Luckily, before he wore his arms out, Chump pointed us at the answer. I wondered about this very same thing years ago. Do you remember the first channel which was dedicated to one sport exclusively? It was the Golf Channel over twenty years ago. There was a guy out there who thought the pre-Tiger Woods golf world merited a channel all it’s own..and he was right.
Ron Burgundy was wrong. An all-sports network can work; it did for close to two decades before those turd-swallowers at Disney PC-raped it to death. There came a day when ESPN made the same deal with the cable-TV devil. It has happened to so many channels that started as great and/or practical, then they swallowed the demon seed for the false promise of “a broader appeal.”
Once upon a time, MTV was all about music; now it’s dominated by a 40-year-old guy hanging on to his skateboarder days by hosting a show full of his brethren blowing their nuts out on stairway railings. I can remember when I could tune into the Weather Channel and actually get a forecast; now it’s just guys trying to get killed by tornadoes and a bunch of climate-change propaganda. There’s a place for such whining about polar bears and the ice caps, but I also need to know if I need to wear a hat today.
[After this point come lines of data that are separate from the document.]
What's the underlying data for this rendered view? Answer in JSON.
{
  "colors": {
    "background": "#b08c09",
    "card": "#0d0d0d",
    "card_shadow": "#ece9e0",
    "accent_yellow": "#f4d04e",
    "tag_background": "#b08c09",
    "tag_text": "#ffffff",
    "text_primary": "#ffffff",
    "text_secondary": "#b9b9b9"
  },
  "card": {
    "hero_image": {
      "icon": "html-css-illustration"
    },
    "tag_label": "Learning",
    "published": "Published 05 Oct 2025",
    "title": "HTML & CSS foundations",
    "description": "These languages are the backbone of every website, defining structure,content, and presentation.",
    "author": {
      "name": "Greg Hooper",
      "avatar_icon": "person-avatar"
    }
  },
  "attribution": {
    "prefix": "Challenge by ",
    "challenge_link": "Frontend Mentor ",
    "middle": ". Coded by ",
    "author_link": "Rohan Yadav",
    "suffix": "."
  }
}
And therein lies the fatal flaw in the thinking of ESPN’s management. I should have seen this coming when this collection of crap-wads found a way to make a show exclusively about baseball completely unwatchable. When I tune into SportsCenter, there’s two things I want to see;
Nicole Briscoe’s tits scores and highlights. I’m a former bookie; I don’t need to hear Scott Van Pelt’s tales of “Bad Beats;” I’ve lived plenty of them. Besides, if you are betting second-half over/unders on Utah State basketball, you really need help. You can spare me the “sick/dying kid” stories; I’ve got a niece recovering from a kidney transplant. Not to mention, those stories are fine for the “Make-A-Wish” kid, but all I think about is the 10,000 “Fuck Your Wish” kids who don’t get on SportsCenter. I understand Neil Everett is a fan of dogs; many of us are pet-lovers. But a dog on a surf board is not sports, and the worst time to show me that is 5:30 a.m. right after I’ve stepped in cat barf. I don’t give a shit how much of an animal lover you are, the feel of regurgitated Meow Mix squishing between your toes gives at least a fleeting moment where you understand Michael Vick.
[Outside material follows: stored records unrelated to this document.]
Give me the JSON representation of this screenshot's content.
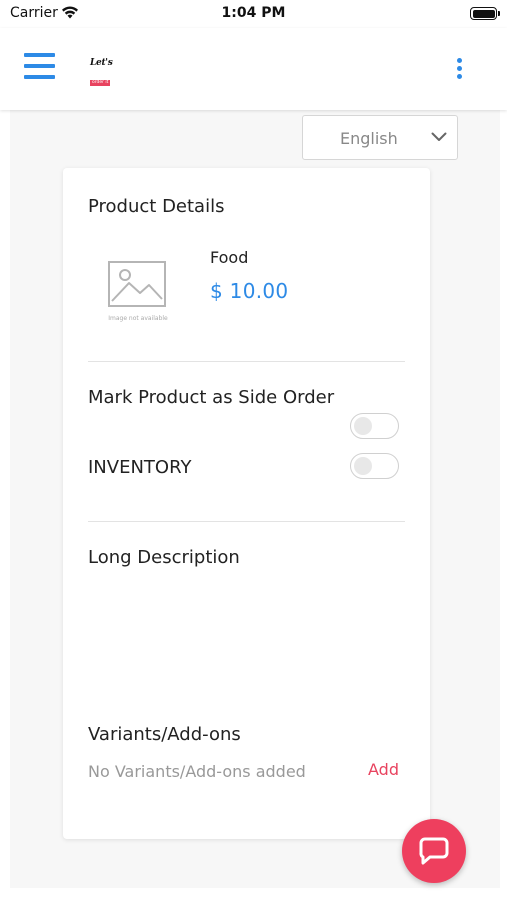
{
  "status_bar": {
    "carrier": "Carrier",
    "time": "1:04 PM",
    "icons": [
      "wifi-icon",
      "battery-icon"
    ]
  },
  "header": {
    "menu_icon": "hamburger-menu-icon",
    "logo": {
      "line1": "Let's",
      "line2": "order it"
    },
    "more_icon": "vertical-dots-icon",
    "accent_color": "#2d8ae6"
  },
  "language_select": {
    "selected": "English",
    "icon": "chevron-down-icon"
  },
  "card": {
    "title": "Product Details",
    "image_caption": "Image not available",
    "product_name": "Food",
    "product_price": "$ 10.00",
    "price_color": "#2d8ae6",
    "side_order_label": "Mark Product as Side Order",
    "side_order_on": false,
    "inventory_label": "INVENTORY",
    "inventory_on": false,
    "long_description_label": "Long Description",
    "variants_label": "Variants/Add-ons",
    "variants_empty": "No Variants/Add-ons added",
    "add_label": "Add",
    "add_color": "#e8435f"
  },
  "fab": {
    "icon": "chat-bubble-icon",
    "color": "#ee3f5e"
  }
}
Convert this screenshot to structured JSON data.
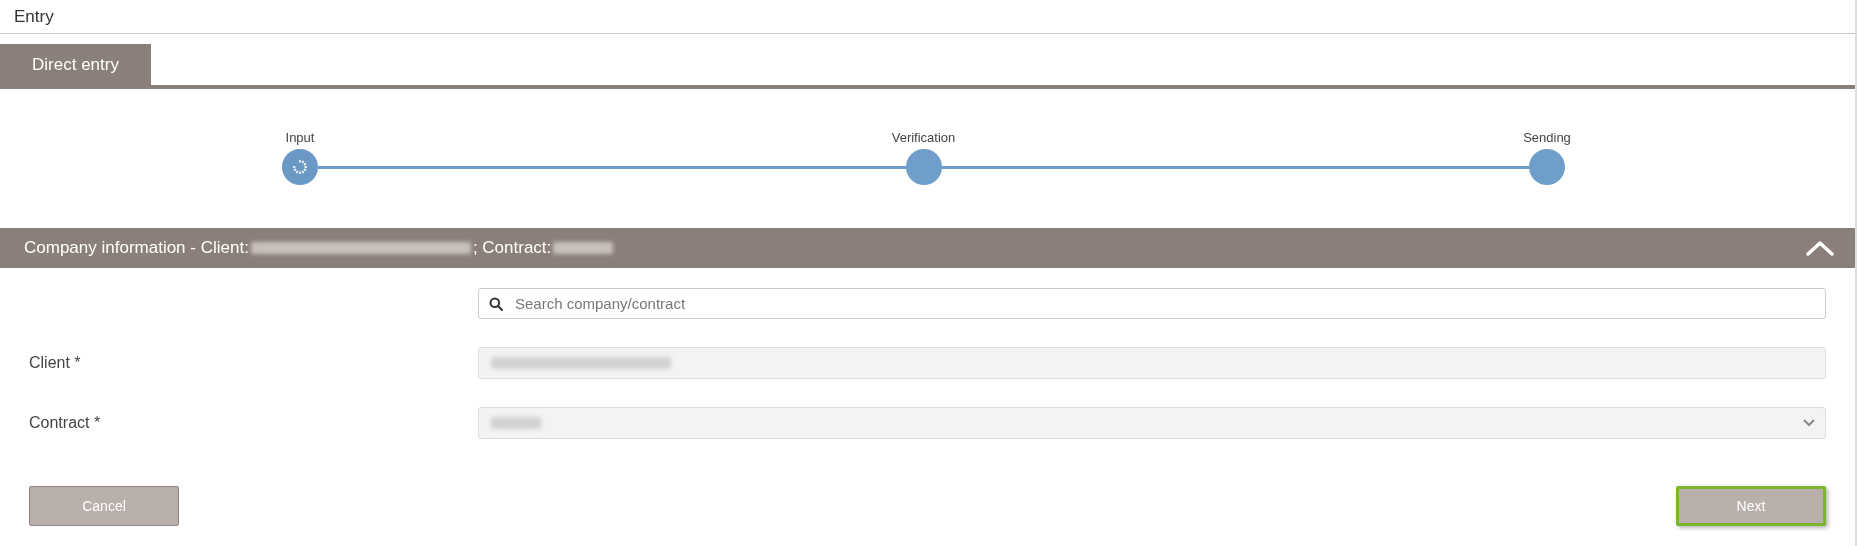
{
  "page_title": "Entry",
  "tabs": [
    {
      "label": "Direct entry",
      "selected": true
    }
  ],
  "steps": [
    {
      "label": "Input",
      "active": true
    },
    {
      "label": "Verification",
      "active": false
    },
    {
      "label": "Sending",
      "active": false
    }
  ],
  "section": {
    "title_prefix": "Company information - Client:",
    "contract_label": "; Contract:",
    "expanded": true
  },
  "search": {
    "placeholder": "Search company/contract"
  },
  "fields": [
    {
      "label": "Client *",
      "kind": "text",
      "disabled": true
    },
    {
      "label": "Contract *",
      "kind": "select",
      "disabled": true
    }
  ],
  "buttons": [
    {
      "label": "Cancel",
      "focused": false
    },
    {
      "label": "Next",
      "focused": true
    }
  ]
}
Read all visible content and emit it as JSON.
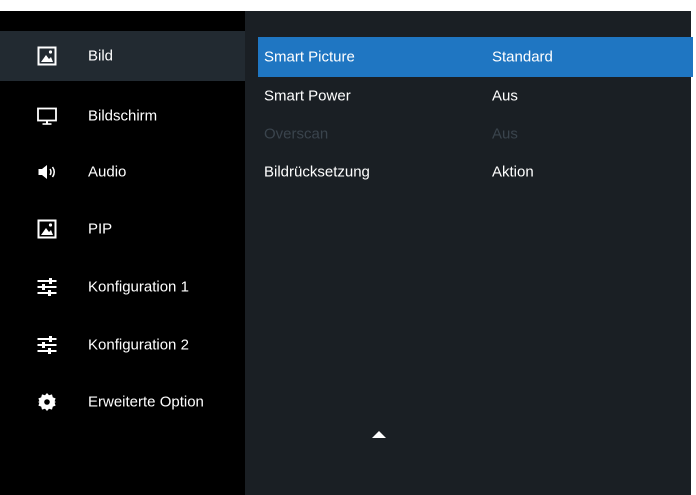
{
  "sidebar": {
    "items": [
      {
        "label": "Bild",
        "icon": "picture-icon",
        "active": true
      },
      {
        "label": "Bildschirm",
        "icon": "monitor-icon"
      },
      {
        "label": "Audio",
        "icon": "speaker-icon"
      },
      {
        "label": "PIP",
        "icon": "picture-icon"
      },
      {
        "label": "Konfiguration 1",
        "icon": "sliders-icon"
      },
      {
        "label": "Konfiguration 2",
        "icon": "sliders-icon"
      },
      {
        "label": "Erweiterte Option",
        "icon": "gear-icon"
      }
    ]
  },
  "settings": {
    "rows": [
      {
        "name": "Smart Picture",
        "value": "Standard",
        "selected": true
      },
      {
        "name": "Smart Power",
        "value": "Aus"
      },
      {
        "name": "Overscan",
        "value": "Aus",
        "disabled": true
      },
      {
        "name": "Bildrücksetzung",
        "value": "Aktion"
      }
    ]
  },
  "colors": {
    "panel_bg": "#1a1f24",
    "sidebar_bg": "#000000",
    "active_item_bg": "#222a31",
    "selection": "#1f76c2",
    "disabled_text": "#3a444d"
  },
  "scroll_indicator_icon": "triangle-up-icon"
}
Back in the 80’s, cable TV was in it’s ascendancy and we were all worried about getting blown to smithereens in a nuclear war with the Soviet Union. Thirty years later, cable TV is dying and we’re all wondering about heading into a nuclear war with North Korea. I say if it’s going to happen, let it be. If the people bringing me sports are so interested in taking away it’s escapist nature, then let it.